Since we moved farther away from both my parents and JT's, babysitting has been a bit of a problem for me. I was sick this past week, and couldn't get any help with the baby. My parents were out of town. JT's mom doesn't drive. I was too sick to go out to her. I really needed somebody to help with JY, and told JT I want to get a babysitter. It's hard driving 80 miles roundtrip to drop JY off at her grandma's every time I have to work, and being sick, I was just not up for that. JT absolutely refused. He says JY is not to be with anyone other than our parents.

His parents have told me the same thing: that I should please not leave JY with anyone other than them or my parents. To be honest this makes me feel the same way most people feel when their in-laws tell them how to raise their children: irritated and controlled. But they have a reason to be concerned: they trusted somebody once who turned out to be abusive.

This past experience, coupled with JT's background in police work, makes him really jaded about babysitters. I tell him that all my friends and relatives use babysitters and day care services and don't have any problems, but he won't listen to me. So I have to keep schlepping out there to his mom's or my dad's, with no other alternative.

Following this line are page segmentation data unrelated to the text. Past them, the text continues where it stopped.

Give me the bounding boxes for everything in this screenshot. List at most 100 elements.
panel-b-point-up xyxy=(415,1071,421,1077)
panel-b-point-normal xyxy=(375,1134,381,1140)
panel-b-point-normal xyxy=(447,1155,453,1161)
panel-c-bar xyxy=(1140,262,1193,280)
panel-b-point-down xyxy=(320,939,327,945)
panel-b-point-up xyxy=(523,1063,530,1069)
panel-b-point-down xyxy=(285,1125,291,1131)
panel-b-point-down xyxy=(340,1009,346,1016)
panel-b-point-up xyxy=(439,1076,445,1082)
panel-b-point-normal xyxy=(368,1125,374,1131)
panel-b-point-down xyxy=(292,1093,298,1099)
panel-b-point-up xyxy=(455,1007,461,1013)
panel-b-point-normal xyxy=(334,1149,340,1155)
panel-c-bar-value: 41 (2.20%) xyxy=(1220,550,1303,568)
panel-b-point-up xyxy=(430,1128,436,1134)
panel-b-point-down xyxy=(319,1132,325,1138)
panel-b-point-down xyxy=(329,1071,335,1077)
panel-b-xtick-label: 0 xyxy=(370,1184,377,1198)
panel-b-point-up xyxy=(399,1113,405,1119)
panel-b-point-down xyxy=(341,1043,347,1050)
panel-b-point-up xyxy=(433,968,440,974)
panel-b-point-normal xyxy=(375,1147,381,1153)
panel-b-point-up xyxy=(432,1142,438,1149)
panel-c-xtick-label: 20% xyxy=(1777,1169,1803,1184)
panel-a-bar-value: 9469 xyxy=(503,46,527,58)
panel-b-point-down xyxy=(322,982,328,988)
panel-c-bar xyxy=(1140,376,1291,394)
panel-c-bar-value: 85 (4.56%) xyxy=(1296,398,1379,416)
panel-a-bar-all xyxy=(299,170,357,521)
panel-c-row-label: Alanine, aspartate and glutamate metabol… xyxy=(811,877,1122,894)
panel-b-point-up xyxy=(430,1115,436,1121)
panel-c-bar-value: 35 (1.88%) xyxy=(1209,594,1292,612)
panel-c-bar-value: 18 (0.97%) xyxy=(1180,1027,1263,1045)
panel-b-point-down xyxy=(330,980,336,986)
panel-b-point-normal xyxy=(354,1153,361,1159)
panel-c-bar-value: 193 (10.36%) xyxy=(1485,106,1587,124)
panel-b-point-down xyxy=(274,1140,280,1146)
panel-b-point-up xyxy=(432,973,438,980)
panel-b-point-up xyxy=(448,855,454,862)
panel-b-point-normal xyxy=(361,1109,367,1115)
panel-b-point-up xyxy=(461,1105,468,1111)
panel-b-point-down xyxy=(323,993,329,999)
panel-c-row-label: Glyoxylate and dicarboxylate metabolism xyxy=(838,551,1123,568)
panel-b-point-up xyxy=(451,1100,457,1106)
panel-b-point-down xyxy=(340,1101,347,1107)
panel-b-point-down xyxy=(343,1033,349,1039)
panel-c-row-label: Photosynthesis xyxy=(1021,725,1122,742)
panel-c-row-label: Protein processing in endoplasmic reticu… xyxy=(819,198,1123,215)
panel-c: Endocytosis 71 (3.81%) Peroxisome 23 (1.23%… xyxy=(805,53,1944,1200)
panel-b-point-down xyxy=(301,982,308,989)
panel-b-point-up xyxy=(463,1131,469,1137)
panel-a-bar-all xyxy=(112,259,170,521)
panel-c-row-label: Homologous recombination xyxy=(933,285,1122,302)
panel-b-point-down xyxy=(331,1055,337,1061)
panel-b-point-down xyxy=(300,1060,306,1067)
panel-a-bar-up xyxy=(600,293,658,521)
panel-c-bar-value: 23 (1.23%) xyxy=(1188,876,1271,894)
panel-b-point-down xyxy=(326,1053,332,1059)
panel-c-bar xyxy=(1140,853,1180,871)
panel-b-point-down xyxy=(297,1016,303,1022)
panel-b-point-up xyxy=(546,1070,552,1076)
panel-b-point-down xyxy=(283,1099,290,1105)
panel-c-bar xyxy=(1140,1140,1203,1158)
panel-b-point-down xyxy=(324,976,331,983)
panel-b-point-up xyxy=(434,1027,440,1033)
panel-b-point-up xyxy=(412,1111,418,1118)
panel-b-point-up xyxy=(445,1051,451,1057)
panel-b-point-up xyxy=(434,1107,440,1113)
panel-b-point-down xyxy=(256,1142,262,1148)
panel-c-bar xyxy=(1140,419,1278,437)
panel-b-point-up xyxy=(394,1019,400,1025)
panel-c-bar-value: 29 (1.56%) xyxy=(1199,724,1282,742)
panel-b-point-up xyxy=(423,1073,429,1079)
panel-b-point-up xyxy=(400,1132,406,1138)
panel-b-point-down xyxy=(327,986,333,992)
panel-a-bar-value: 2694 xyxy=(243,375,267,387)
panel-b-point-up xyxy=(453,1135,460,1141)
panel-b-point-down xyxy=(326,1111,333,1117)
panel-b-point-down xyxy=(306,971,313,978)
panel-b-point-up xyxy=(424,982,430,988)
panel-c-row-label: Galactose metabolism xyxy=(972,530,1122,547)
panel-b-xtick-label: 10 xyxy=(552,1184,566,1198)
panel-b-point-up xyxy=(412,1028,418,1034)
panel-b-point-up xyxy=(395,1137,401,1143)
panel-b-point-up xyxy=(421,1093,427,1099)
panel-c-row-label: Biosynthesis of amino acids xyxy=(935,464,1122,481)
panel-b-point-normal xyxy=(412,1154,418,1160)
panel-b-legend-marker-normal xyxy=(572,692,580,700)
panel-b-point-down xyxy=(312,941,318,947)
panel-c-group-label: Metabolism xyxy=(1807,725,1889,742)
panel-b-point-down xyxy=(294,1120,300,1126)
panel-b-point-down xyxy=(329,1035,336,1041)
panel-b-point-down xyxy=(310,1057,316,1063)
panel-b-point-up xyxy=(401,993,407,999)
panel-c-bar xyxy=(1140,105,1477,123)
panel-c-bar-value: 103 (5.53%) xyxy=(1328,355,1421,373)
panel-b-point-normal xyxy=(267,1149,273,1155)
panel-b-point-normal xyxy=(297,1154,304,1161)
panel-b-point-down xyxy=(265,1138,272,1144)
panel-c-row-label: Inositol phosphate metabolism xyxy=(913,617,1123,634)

It's just another example of how we think totally differently sometimes. When I'm sick, especially w/ a fever, I don't like to drive, I don't like to work, I don't like to do ANYTHING except lay in bed until I get better. But my husband makes me feel guilty. "I never miss work unless I'm dying," he said, and he took on some extra shifts. I'm like, "but you're getting sick too! You should stay home." And he looks at me like I'm crazy and like I just said money grows on trees.

So all week I was stuck at home, cooking, cleaning the house, chasing around a baby, and not getting much rest. And all I wanted was for somebody to take care of me. It's been hard being sick and needy around somebody who is so hardworking and persistent even when he's getting sick himself. Especially because he's never home, and when he gets home, he just wants to be left alone.

1 comment:

  1. Preach it sister! I felt myself getting sick on Thursday, so I went to the doctor. Thursday night (at 3 in the morning), I texted Hubs (he was on nightshift) that I was running a fever of 102 and felt like I was dying. He brought me chloraseptic and nyquil (I'm allergic to nyquil...thanks sweetie). The next day, I couldn't talk at all and didn't get out of bed. All he had to do all day was go pick up babygirl from camp and call the doc for me to get an antibiotic. While he was out I asked him to get my meds and bring me a milkshake. He said, "I'm not gonna be anywhere near any place to bring you a milkshake. I'll get your meds when I get home from off duty tonight. He went on a TYRAIDE (I think I misspelled that) when he got home and thank the good Lord above I couldn't speak cause it would have been on. I laid in the bed all day Saturday and he had the balls to ask if I wanted to go grocery shopping. Uh? No?! Hope you feel better chick and get some rest. If Momma's not well, nobody's gonna be well!